Featured Rubber Flooring Products

Rubber Floor Surfaces

  • Round Stud Rubber Flooring: As the name implies, this type of rubber floor is embedded with round–shaped studs placed in non–directional fashion. Round stud rubber comes in both tile and sheet form and has a surface that provides more grip than smooth rubber flooring. Round stud rubber flooring is designed for heavy traffic and is popularly used in car showrooms, restaurants and cinemas.
  • Smooth Rubber Flooring: This type of rubber flooring has a smooth polished surface that is more popular for home use than round stud. Nonetheless, it is just as durable as commercial–made rubber floors and can handle high levels of foot traffic without damage. Install smooth rubber flooring in the bathroom, kitchen, hallway and child's playroom with relative ease.
  • Diamond–Grip Rubber Flooring: Includes solid–colored rubber tiles that have a diamond plate pattern. This pattern is most popular for industrial flooring, such as in a mechanic shop or factory.

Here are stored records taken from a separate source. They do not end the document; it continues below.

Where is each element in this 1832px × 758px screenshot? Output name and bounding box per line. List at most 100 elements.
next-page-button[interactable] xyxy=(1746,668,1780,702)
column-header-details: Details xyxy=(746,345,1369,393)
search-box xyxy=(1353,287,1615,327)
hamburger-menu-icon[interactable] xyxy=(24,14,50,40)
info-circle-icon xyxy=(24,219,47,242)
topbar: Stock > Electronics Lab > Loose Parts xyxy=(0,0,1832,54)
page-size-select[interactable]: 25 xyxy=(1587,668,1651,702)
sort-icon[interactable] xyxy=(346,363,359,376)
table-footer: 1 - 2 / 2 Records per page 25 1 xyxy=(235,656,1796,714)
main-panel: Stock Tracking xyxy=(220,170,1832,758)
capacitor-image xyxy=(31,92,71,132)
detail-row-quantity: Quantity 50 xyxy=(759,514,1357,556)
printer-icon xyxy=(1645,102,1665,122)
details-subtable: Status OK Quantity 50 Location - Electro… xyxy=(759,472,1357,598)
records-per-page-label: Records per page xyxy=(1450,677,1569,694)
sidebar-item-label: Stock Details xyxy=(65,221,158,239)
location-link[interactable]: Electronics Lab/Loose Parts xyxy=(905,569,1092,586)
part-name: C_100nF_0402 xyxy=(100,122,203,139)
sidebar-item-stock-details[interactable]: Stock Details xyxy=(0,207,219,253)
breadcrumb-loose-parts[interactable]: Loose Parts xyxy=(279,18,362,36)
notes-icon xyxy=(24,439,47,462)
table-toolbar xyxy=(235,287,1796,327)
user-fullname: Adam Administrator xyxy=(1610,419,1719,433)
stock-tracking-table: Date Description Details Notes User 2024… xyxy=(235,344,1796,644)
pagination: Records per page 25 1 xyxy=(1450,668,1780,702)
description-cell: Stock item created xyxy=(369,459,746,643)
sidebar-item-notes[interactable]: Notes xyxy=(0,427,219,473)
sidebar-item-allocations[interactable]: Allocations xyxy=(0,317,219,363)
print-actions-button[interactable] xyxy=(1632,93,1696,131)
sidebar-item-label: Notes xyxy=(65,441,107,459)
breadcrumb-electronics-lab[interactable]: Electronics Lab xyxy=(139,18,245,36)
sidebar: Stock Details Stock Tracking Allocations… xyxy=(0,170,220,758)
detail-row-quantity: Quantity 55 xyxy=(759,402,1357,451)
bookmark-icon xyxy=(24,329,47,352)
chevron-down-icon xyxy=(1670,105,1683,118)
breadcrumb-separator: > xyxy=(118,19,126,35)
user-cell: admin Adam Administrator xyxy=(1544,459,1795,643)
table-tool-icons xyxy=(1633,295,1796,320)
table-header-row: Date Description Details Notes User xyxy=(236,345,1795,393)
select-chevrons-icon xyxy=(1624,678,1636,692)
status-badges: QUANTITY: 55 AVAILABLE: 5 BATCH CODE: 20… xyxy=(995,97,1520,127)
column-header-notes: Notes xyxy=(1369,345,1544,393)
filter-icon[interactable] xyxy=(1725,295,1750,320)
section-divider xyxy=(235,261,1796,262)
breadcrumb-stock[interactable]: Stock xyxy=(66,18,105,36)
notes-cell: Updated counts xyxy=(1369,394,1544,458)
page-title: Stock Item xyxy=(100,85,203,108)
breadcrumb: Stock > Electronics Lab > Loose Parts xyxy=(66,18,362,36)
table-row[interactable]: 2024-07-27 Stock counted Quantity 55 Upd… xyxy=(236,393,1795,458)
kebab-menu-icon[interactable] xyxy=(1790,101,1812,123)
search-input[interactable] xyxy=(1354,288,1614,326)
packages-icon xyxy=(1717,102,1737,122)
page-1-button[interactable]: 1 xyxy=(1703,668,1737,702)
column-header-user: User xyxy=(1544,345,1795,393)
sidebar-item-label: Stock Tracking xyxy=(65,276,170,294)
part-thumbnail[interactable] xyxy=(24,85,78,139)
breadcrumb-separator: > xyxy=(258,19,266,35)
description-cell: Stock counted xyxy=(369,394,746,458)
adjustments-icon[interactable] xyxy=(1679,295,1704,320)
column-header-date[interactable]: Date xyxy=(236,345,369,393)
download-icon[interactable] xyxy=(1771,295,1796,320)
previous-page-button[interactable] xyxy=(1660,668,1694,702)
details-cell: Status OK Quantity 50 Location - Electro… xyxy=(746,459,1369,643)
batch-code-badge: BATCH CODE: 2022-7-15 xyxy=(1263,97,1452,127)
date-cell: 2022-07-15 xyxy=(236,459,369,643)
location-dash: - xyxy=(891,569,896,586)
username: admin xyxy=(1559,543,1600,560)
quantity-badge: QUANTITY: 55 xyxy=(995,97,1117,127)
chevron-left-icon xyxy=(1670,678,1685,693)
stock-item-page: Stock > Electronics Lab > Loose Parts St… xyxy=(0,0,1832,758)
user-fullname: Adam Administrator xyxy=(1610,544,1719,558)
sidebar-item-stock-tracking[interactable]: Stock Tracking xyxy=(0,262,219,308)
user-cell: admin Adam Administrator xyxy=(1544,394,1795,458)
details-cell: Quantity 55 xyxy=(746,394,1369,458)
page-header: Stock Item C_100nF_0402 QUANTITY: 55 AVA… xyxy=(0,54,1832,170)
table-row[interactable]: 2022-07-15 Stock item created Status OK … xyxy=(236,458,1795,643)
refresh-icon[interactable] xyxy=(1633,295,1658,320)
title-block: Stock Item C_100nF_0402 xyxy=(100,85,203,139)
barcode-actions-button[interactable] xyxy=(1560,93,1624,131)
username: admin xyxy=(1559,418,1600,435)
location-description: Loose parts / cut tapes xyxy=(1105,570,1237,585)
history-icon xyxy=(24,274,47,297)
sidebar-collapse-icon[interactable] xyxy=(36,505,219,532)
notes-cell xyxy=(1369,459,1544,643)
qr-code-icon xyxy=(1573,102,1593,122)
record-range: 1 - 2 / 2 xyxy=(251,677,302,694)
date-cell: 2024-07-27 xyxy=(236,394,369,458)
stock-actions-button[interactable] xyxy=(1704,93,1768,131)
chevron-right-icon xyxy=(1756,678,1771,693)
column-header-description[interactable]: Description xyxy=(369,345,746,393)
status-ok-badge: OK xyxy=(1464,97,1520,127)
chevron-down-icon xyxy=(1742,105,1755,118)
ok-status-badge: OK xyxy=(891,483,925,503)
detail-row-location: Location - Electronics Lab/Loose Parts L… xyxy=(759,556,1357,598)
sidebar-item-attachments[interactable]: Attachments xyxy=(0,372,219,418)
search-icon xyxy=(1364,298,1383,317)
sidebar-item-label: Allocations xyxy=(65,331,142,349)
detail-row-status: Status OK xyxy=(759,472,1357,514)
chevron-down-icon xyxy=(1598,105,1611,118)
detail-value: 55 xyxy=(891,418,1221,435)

Rubber Floor: Tiles and Sheets

  • Rubber Tiles: Rubber tiles tend to be easier to install than rubber sheets, as they come in multiple pieces rather than one long roll. The only drawback is that more pieces means more seams, and more chance of moisture seeping into the floor and causing damage. *Tip: make the seams less noticeable by choosing patterned rubber tiles.
  • Rubber Sheets: Rubber sheets have fewer seams than rubber tiles. In addition to the moisture–resistance factor, this also means less visible damage caused by seams loosening and lifting. Patterns with a continuous design, such as marble imitations, tend to look best on rubber sheets. Note that rubber sheets are more difficult to install as precision is required to cut the floor to fit the room.

Rubber Floor Installation

  • Loose Lay: A quick and easy installation alternative to glue–down rubber tiles. This process involves attaching rubber tiles with carpet tape (double–sided tape) over a clean smooth substrate. The end result is flooring that can stay in place and be removed with ease.
  • Interlock: Interlocking rubber tiles do not require any adhesive or double–sided tape. The rubber tiles come with grooves on all sides that lock together for easier installation. This rubber floor type is popularly used in medium to large commercial areas (e.g. gyms) and can be installed over many existing surfaces.
  • Glue down: Glue–down rubber tiles are recommended for those who want flooring that is more durable and can handle heavy wear and tear without movement.


  • Solid: A wide range of colors are available for rubber floors. Some floor manufacturers will even allow you to customize the color to better suit your living space. Keep in mind that colors for tile and sheets vary; some colors may be available in rubber tile form but not sheet, and vice versa.
  • Flecked or Speckled: A distinctive look consisting of a base color spotted with decorative chips in contrasting colors.
  • Marble: Rubber floor tiles and sheets can be designed to imitate the look of marble flooring for less cost than the real thing.
  • Patterns: Rubber floor patterns can be created using logos or custom designs to perfectly match the environment where the floor is being installed. For example, you can add bold lines to certain areas of the floor to define spaces and pathways for a health facility.